Raid moves Spain forward in battling March 11 terror group

A raid late Saturday in which four suspected terrorists died is a probable turning point in the investigation of the March 11 Madrid bombing attacks.

A full-blown police assault on an apartment in the Madrid suburb of Leganés ended as the men detonated bombs, killing themselves and one Spanish special operations officer. The raid came on the heels of a week of intense work to locate the coordinators of the attack.

Two of the men killed, Serhane Bin Abdelmajid Farkhet and Abdenaji Koojaa, were members of the Moroccan Islamic Combatant Group, and international warrants had been issued for their arrest. An international warrant had not been issued for the third man, the Moroccan Asri Rifaat Anour, because intelligence suggested he was in Spain. The remains of the fourth person, believed to be the one who detonated the bomb, had not yet been identified as of this writing.

The judge in charge of the case, Juan del Olmo, has fingered Mr. Bin Abdelmajid, a Tunisian, as the possible "brain" behind the March 11 bombings.

"We believe we have found the nucleus of the cell that was responsible for the attacks," said Ricardo Ibañez, subdirector of Communications for the Ministry of the Interior.

The raid represents an important step forward not only in the investigation, sources say, but in the fight against terrorism within Spain. Among the artifacts found in the apartment where the explosion took place were 22 pounds of Goma 2 - the same explosive used in the Madrid bombings - and 200 copper detonators.

In a press conference Sunday, Angel Acebes, minister of the interior, said that the presumed terrorists were preparing to commit imminent new attacks, using the same methods that they had employed on March 11.

A week ago Saturday, police identified a house in Morata de Tajuña, outside Madrid, where the bombs used in the attacks had been prepared. Thursday, the names and photos of the six top suspects still at large were released to the press. And on Friday, another bomb, incomplete but containing the same explosive and detonators used on March 11, was discovered along the tracks of the high-speed rail that runs between Madrid and Seville.

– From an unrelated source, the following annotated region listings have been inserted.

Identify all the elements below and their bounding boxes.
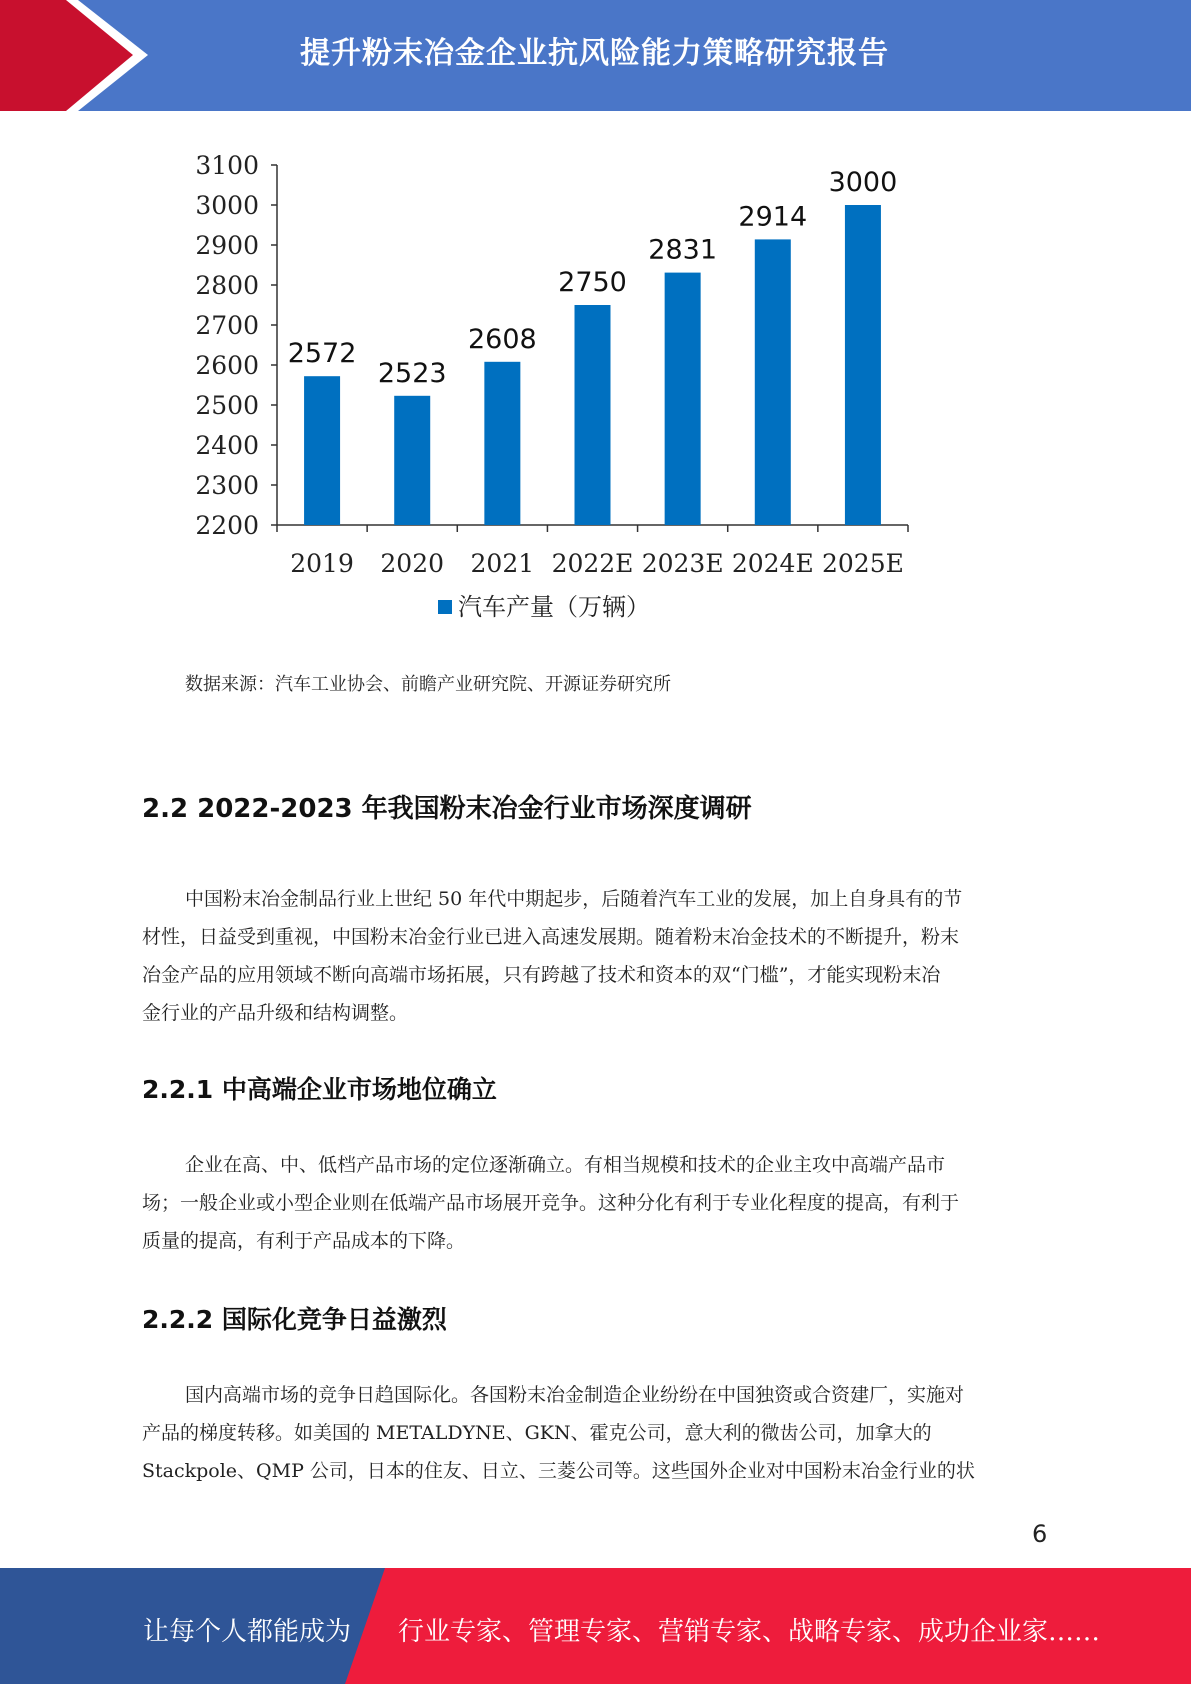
paragraph-line: 企业在高、中、低档产品市场的定位逐渐确立。有相当规模和技术的企业主攻中高端产品市 <box>185 1154 946 1176</box>
paragraph-line: 中国粉末冶金制品行业上世纪 50 年代中期起步，后随着汽车工业的发展，加上自身具有的节 <box>185 888 963 910</box>
section-heading-2-2: 2.2 2022-2023 年我国粉末冶金行业市场深度调研 <box>142 794 752 824</box>
legend-label: 汽车产量（万辆） <box>458 593 650 621</box>
x-tick-label: 2019 <box>290 549 354 578</box>
footer-slogan-right: 行业专家、管理专家、营销专家、战略专家、成功企业家…… <box>398 1617 1101 1647</box>
paragraph-line: 国内高端市场的竞争日趋国际化。各国粉末冶金制造企业纷纷在中国独资或合资建厂，实施对 <box>185 1384 965 1406</box>
y-tick-label: 2800 <box>195 271 259 300</box>
page-number: 6 <box>1032 1520 1048 1548</box>
bar-data-label: 2572 <box>287 338 357 370</box>
y-tick-label: 3100 <box>195 151 259 180</box>
y-tick-label: 2300 <box>195 471 259 500</box>
x-tick-label: 2025E <box>821 549 904 578</box>
legend-swatch <box>438 600 452 614</box>
section-2-2-1-paragraph <box>142 1146 1047 1260</box>
bar-data-label: 2523 <box>377 357 447 389</box>
header-arrow-decoration <box>0 0 160 111</box>
x-tick-label: 2024E <box>731 549 814 578</box>
bar <box>755 239 791 525</box>
y-tick-label: 3000 <box>195 191 259 220</box>
production-bar-chart <box>180 145 920 645</box>
y-tick-label: 2600 <box>195 351 259 380</box>
bar-data-label: 2831 <box>648 234 718 266</box>
section-heading-2-2-1: 2.2.1 中高端企业市场地位确立 <box>142 1075 497 1104</box>
y-tick-label: 2500 <box>195 391 259 420</box>
y-tick-label: 2700 <box>195 311 259 340</box>
bar-data-label: 3000 <box>828 167 898 198</box>
footer-slogan-left: 让每个人都能成为 <box>143 1617 352 1647</box>
page-footer <box>0 1568 1191 1684</box>
header-title: 提升粉末冶金企业抗风险能力策略研究报告 <box>300 36 889 71</box>
bar <box>304 376 340 525</box>
x-tick-label: 2023E <box>641 549 724 578</box>
x-tick-label: 2022E <box>551 549 634 578</box>
bar <box>665 273 701 525</box>
paragraph-line: 金行业的产品升级和结构调整。 <box>142 1002 409 1024</box>
bar <box>845 205 881 525</box>
paragraph-line: 场；一般企业或小型企业则在低端产品市场展开竞争。这种分化有利于专业化程度的提高，有利于 <box>142 1192 960 1214</box>
y-tick-label: 2900 <box>195 231 259 260</box>
paragraph-line: Stackpole、QMP 公司，日本的住友、日立、三菱公司等。这些国外企业对中国粉末冶金行业的状 <box>142 1460 975 1482</box>
section-heading-2-2-2: 2.2.2 国际化竞争日益激烈 <box>142 1305 447 1334</box>
paragraph-line: 产品的梯度转移。如美国的 METALDYNE、GKN、霍克公司，意大利的微齿公司，加拿大的 <box>142 1422 932 1444</box>
paragraph-line: 质量的提高，有利于产品成本的下降。 <box>142 1230 466 1252</box>
bar-data-label: 2608 <box>467 323 537 355</box>
paragraph-line: 材性，日益受到重视，中国粉末冶金行业已进入高速发展期。随着粉末冶金技术的不断提升，粉末 <box>142 926 960 948</box>
bar <box>394 396 430 525</box>
section-2-2-2-paragraph <box>142 1376 1047 1490</box>
bar <box>575 305 611 525</box>
paragraph-line: 冶金产品的应用领域不断向高端市场拓展，只有跨越了技术和资本的双“门槛”，才能实现粉末冶 <box>142 964 941 986</box>
x-tick-label: 2020 <box>380 549 445 578</box>
bar-data-label: 2750 <box>558 267 627 298</box>
x-tick-label: 2021 <box>470 549 535 578</box>
bar-data-label: 2914 <box>738 201 808 233</box>
page-header <box>0 0 1191 111</box>
bar <box>484 362 520 525</box>
section-2-2-paragraph <box>142 880 1047 1032</box>
y-tick-label: 2400 <box>195 431 259 460</box>
y-tick-label: 2200 <box>195 511 259 540</box>
data-source-note: 数据来源：汽车工业协会、前瞻产业研究院、开源证券研究所 <box>185 674 671 695</box>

After receiving a tip that one possible suspect was living in an apartment in Leganés, police surrounded the building on Saturday evening. When the men inside the apartment began shooting at the police and "shouting phrases in Arabic," according to Mr. Ibañez, the police evacuated residents in that building and neighboring ones. After attempts to negotiate with the men were rejected, the police entered the building. The explosives went off immediately.

Mr. Acebes praised the police and special forces for their "brilliant work." Although sources within the Ministry of Interior have not wanted to identify the origins of the intelligence that led them to the apartment in Leganés, Ibañez noted that it came, "in a very high percentage from internal sources."

Florentin Portero, secretary of the Madrid-based Group for Strategic Studies pointed out that Madrid's citizens were also to be commended. "The police didn't pick up this trail," he noted, "until a private citizen, a security guard, recognized one of the suspects on TV."

Though in many ways, life has returned to normal - trains and buses were packed this weekend as the Holy Week vacation began - Spaniards are increasingly alert to terrorist threats.

Friday, passengers forced onto buses because of the bomb scare on the high-speed rail expressed distress, saying that their usual travel routes were no longer safe. And Saturday, authorities shut down a train station in Ciudad Real when they discovered an unaccompanied backpack in a passageway near the boarding platform.

Despite Saturday's success, officials were cautious about their progress in fighting the terror threat. Ibañez noted that several people on the list of suspects were still at large, and that these men were "very dangerous."

Mr. Portero echoed his sentiments. "In the short term, we have achieved a great success in the fight against a concrete cell and a concrete terrorist group," he said. "But in the long term, everything is going to be exactly the same because these cells can regroup very easily."